J'ai grossi. Entre 15 et 20 kilos. Le visage bouffi, un ventre gonflé de graisse. Je me reconnais à peine dans le miroir alors j'évite de me croiser, j'évite les miroirs. J'ai dû trier mes vêtements et mettre de côté les jeans dans lesquels mes cuisses ne passent plus et tous les petits hauts qui se ressèrent désormais sur mon gros ventre. On dirait un ventre tout rond de femme enceinte, 6 mois environ. Je garde les vêtements qui ne me vont plus pour plus tard. Au cas où. J'étais mince avant ce séïsme. Tout m'allait.

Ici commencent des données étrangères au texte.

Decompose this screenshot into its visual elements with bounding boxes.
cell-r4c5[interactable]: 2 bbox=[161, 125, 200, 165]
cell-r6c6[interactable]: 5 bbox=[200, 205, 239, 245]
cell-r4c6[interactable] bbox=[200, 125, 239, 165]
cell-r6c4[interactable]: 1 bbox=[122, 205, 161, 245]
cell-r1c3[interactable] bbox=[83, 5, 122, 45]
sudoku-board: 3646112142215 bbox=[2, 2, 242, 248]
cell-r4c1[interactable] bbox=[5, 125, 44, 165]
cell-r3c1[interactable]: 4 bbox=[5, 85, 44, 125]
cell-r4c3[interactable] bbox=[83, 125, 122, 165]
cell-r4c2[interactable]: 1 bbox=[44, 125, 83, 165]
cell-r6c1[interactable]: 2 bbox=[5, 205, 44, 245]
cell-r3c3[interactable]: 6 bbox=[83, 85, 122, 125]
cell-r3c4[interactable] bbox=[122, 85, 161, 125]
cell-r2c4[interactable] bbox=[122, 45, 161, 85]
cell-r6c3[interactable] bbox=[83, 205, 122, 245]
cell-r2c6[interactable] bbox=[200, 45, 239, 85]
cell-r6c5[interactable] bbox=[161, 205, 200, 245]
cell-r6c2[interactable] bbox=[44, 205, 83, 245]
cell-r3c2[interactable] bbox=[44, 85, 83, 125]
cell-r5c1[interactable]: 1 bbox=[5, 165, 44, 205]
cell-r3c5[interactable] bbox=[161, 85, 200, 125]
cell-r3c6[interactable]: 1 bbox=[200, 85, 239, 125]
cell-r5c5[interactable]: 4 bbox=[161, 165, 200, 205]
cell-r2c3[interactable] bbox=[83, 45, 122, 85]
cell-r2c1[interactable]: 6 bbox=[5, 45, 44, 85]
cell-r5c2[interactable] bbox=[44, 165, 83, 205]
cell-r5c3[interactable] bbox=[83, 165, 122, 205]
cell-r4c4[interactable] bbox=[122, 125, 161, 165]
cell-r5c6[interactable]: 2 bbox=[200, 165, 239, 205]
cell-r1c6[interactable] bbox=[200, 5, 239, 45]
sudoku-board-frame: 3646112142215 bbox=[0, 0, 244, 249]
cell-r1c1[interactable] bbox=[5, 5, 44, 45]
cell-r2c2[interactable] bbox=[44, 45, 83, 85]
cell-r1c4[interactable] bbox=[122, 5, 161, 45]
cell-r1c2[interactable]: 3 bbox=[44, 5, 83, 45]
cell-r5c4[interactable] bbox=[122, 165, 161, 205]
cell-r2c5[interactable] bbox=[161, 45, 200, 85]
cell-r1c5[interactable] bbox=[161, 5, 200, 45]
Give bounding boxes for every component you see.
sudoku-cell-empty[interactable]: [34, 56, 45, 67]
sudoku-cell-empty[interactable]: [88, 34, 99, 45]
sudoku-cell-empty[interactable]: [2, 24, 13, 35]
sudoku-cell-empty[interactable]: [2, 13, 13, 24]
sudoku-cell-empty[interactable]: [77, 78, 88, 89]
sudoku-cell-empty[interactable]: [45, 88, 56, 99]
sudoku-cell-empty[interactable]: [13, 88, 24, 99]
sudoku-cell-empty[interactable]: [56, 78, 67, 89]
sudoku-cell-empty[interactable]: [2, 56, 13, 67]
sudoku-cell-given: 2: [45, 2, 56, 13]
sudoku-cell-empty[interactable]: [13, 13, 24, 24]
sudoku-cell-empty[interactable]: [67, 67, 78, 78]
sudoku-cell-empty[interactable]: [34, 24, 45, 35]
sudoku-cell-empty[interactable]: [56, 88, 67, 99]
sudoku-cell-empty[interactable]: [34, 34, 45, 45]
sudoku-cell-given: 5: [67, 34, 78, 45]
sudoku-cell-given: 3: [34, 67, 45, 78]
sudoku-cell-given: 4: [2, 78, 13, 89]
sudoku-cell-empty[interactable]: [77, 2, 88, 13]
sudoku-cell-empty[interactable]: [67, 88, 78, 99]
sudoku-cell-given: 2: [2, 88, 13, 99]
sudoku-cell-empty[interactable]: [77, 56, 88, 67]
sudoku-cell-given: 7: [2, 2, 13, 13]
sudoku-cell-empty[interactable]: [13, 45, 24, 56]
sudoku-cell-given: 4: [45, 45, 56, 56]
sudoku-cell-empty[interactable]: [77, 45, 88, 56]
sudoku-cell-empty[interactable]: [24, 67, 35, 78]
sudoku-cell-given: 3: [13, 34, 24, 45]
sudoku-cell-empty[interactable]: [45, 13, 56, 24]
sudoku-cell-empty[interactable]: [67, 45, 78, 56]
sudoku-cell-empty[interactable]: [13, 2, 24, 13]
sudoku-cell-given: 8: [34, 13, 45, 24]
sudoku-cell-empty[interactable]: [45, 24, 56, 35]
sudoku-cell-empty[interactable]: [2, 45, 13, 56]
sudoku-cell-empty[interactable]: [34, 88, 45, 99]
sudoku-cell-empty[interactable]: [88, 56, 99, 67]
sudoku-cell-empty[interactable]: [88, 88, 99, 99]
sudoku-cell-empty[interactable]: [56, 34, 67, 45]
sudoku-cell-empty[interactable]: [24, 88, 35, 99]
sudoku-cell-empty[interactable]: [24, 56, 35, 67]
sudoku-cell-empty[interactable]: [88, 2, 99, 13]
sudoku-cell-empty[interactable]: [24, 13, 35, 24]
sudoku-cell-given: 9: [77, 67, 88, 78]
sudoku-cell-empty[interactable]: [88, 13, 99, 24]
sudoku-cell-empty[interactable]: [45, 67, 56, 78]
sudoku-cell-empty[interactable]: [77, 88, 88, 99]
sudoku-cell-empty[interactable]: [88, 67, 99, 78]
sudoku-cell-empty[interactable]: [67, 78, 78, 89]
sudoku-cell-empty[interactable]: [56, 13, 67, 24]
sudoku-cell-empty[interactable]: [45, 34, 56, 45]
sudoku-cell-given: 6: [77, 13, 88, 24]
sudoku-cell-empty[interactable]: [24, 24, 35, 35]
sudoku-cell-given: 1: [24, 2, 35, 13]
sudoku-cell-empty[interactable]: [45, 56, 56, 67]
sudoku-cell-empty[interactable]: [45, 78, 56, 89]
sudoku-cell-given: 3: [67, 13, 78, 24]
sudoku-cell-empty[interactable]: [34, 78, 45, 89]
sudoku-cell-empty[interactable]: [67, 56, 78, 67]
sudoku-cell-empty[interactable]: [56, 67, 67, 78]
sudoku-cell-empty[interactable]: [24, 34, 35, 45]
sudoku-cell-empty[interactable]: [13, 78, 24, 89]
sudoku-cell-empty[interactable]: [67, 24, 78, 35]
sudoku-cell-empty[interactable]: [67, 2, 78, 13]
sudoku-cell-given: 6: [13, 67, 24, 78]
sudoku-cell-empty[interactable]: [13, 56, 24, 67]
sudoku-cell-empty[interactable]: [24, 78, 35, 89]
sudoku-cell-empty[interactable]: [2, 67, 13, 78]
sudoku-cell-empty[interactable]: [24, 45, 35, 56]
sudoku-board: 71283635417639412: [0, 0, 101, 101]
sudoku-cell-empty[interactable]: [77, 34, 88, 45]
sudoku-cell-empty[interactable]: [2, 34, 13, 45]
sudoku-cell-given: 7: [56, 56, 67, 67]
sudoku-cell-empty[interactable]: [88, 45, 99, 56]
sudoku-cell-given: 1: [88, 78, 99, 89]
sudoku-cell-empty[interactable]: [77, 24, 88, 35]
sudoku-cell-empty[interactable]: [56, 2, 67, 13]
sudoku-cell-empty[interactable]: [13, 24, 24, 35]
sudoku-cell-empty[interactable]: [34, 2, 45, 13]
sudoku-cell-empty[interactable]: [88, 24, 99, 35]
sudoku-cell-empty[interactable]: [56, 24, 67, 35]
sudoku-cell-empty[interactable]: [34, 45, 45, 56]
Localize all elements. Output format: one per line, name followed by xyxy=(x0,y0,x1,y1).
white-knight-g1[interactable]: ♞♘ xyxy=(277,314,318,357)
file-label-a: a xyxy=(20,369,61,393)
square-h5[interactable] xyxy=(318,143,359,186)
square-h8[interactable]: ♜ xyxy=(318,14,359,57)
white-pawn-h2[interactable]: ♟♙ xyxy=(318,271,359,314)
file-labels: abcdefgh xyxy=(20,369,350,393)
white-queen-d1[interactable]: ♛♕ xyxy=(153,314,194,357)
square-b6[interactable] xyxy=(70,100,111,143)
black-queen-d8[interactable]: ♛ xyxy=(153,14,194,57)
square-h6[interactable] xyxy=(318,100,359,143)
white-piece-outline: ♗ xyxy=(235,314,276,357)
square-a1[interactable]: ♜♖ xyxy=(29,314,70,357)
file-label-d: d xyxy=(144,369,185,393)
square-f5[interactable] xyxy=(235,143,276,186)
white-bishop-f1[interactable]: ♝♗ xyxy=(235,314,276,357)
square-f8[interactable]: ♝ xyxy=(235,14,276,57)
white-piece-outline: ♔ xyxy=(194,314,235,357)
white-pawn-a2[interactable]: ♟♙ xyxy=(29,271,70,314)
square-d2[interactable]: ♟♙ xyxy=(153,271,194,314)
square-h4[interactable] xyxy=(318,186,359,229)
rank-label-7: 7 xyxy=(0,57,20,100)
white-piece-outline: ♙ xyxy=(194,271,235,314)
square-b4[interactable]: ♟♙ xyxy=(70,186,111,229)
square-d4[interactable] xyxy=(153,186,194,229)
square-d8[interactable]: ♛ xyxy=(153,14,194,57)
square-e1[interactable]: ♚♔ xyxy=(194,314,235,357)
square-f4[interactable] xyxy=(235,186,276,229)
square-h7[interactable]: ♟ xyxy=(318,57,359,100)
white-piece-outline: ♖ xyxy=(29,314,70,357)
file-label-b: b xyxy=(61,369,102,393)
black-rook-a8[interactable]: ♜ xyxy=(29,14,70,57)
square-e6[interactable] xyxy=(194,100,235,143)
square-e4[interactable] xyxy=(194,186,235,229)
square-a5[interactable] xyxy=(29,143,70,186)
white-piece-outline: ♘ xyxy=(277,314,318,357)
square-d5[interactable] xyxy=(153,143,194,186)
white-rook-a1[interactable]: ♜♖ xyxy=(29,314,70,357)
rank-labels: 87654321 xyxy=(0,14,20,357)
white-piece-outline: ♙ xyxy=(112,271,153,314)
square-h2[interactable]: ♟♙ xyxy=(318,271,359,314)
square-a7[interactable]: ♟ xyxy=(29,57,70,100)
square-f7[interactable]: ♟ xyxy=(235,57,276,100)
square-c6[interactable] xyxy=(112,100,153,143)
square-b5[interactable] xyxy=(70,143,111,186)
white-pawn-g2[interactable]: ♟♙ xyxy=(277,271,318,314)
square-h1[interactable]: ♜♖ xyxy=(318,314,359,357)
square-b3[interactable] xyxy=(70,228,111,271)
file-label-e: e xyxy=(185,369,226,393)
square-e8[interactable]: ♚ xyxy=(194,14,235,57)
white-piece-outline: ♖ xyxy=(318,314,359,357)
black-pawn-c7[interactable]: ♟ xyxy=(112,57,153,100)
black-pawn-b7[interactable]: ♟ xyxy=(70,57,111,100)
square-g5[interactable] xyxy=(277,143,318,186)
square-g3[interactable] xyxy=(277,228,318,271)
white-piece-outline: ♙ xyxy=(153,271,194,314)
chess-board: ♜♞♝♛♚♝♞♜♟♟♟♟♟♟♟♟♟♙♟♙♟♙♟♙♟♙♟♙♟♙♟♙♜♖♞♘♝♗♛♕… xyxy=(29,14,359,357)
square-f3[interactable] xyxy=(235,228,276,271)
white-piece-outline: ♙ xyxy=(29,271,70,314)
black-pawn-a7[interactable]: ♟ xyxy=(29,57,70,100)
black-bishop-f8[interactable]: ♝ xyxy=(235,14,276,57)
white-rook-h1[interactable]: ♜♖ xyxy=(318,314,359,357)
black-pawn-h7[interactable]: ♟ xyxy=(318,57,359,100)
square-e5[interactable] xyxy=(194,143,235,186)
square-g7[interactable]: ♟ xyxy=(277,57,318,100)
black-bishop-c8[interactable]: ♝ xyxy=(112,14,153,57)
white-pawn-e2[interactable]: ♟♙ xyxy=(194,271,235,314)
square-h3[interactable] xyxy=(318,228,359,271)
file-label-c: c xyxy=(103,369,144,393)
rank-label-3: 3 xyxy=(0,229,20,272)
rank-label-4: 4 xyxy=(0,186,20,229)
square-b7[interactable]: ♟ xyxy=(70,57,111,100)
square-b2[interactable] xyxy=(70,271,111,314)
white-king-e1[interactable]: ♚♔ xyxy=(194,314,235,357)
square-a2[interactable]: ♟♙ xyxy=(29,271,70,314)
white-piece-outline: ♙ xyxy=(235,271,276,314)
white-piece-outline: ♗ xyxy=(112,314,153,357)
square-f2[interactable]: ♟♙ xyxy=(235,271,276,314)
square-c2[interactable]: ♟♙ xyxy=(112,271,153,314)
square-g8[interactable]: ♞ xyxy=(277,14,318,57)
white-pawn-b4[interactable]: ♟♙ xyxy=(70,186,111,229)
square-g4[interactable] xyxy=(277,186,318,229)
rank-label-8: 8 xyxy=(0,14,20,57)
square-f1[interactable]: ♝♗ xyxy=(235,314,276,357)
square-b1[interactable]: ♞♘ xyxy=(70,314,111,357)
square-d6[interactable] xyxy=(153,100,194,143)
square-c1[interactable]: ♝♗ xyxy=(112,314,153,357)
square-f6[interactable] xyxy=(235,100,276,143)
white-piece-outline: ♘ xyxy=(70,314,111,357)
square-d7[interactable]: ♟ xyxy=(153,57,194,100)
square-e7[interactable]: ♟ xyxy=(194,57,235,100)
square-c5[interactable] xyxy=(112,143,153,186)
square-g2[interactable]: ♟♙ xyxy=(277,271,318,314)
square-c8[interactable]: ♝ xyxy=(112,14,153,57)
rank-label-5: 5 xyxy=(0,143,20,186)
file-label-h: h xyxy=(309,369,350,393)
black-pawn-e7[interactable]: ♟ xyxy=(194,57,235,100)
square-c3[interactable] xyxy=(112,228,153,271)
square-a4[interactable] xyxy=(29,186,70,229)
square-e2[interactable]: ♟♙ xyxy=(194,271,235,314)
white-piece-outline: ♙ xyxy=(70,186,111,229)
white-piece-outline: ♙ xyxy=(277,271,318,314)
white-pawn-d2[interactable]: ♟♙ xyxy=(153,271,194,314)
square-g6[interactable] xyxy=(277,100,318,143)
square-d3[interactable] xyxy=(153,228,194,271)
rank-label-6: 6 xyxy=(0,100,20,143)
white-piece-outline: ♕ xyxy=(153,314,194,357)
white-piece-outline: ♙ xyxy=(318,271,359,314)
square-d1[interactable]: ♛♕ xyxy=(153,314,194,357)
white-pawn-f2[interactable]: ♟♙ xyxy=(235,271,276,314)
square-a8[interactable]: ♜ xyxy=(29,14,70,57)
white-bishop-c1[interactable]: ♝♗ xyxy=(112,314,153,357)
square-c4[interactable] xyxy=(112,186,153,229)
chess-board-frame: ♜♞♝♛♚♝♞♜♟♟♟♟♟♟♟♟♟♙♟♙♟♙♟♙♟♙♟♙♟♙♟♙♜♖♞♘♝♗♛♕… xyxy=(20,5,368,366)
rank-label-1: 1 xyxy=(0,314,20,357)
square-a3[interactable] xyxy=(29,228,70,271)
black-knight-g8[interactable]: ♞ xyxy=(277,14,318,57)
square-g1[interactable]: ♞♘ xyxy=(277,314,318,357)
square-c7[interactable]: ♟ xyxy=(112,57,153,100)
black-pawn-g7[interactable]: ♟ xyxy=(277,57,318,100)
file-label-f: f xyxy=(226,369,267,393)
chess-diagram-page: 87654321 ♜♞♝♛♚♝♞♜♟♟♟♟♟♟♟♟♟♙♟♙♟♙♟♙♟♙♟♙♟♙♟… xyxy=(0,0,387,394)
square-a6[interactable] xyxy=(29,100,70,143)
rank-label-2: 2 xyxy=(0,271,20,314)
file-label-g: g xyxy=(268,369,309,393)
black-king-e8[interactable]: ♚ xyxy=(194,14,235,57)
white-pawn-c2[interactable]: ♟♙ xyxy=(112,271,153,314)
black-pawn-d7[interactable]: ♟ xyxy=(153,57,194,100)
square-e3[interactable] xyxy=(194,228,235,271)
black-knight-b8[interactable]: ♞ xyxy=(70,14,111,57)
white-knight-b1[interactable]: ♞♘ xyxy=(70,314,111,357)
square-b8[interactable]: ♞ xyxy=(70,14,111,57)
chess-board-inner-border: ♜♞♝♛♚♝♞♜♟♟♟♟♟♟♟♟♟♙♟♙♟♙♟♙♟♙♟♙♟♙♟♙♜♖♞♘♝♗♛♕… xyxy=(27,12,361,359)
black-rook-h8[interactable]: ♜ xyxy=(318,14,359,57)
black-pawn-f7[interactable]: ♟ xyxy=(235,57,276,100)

A 2,5 mg de zyprexa je ne sens toujours pas la satiété mais j'arrive maintenant à me limiter. Quoique je ne me jetais pas spécialement sur la bouffe non plus. Mais les petits plaisirs fromage ou sucrerie c'est fini. Je limite tout. Je remplace de plus en plus de repas par de simples soupes. Plus de desserts juste une ou deux clémentines. Je n'arrive pas à me motiver pour faire du sport, pas encore, peut être jamais. En fait je me dis qu'il faudrait aller courir tous les matins. Et puis tous les matins je me lève tard. Je ne travaille pas en ce moment alors je traîne. Le lever est difficile. Depuis que je prends du zyprexa je suis souvent un peu déprimée le matin et de meilleure humeur le soir. Ce phénomène s'est fortement accentué lorsque cela a tourné en dépression. Aujourd'hui la dépression est passée mais il reste ce petit rien de déprime et de mal être le matin. J'ai des envies mais je ressens peu de plaisir. La faute à la dopamine et la sérotonine sans doute limitées par le zyprexa.

Je n'ai arrêté de boire de l'alcool que pendant la période délirante. Lorsque le délire s'est éteint j'ai recommencé à boire de temps en temps. Le soir un apéro ou deux, ou bien un peu de vin rouge en mangeant. Avec l'alcool une sorte de légère euphorie revient. Légère, mesurée, sous contrôle. Ce zyprexa c'est comme avoir un casque en permanence avec des électrodes qui contrôle les sensations, les humeurs et le plaisir. Du coup je n'ai plus eu d'euphorie depuis un an et demi, plus de petits emballements de joie. Juste des satisfactions bien aplanies. Under contrôle. C'est une camisole chimique. Bien sûr c'était indipensable, bien sûr il faut faire avec mais c'est long, éperdumment long. Dans un témoignagne que j'ai lu sur un forum, un proche de quelqu'un sous zyprexa a utilisé le mot "veule". C'est un peu ça. Je suis sans force morale. Enfin moins maintenant depuis que les doses ont diminué. Mais je ne me retrouve pas encore tout à fait. Chose étrange je ne ressentais plus la colère non plus. J'ai eu mes premières colères en descendant à 2,5 mg. Un an et demi sans jamais être en colère. Je supportais tout, les petites et grandes contradictions m'étaient égales. Je ressentais moins d'affects de manière générale. J'avais même perdu ce petit étourdissement de plaisir lorsque mon compagnon et moi nous nous lovions dans les bras l'un de l'autre. Je ne lui ai pas dit. Mais à 2,5mg je le sens à nouveau un peu mais léger léger. Pendant tout ce traitement tout ce que je vivais et ressentais était lisse. En un sens c'était confortable, surtout avec l'anti-dépresseur où j'étais d'égale humeur pas tout à fait joyeuse mais certainement pas malheureuse. Lisse, aplanie.

Quant à mes capacités intellectuelles c'est étrange, je sens que certaines choses reviennent mais je me heurte vite à un mur, je ne peux pas aller jusqu'au bout. La mémoire n'est plus si bonne. La compréhension est là mais moins rapide. Je n'ai pas encore retrouvé mon rythme de pensée habituel. C'est long. Un an et demi de ralentissement forcé, combien de temps après l'arrêt va t-il falloir pour récupérer complètement ?

J'ai hâte à l'arrêt que j'espère définitif. Encore un mois à attendre.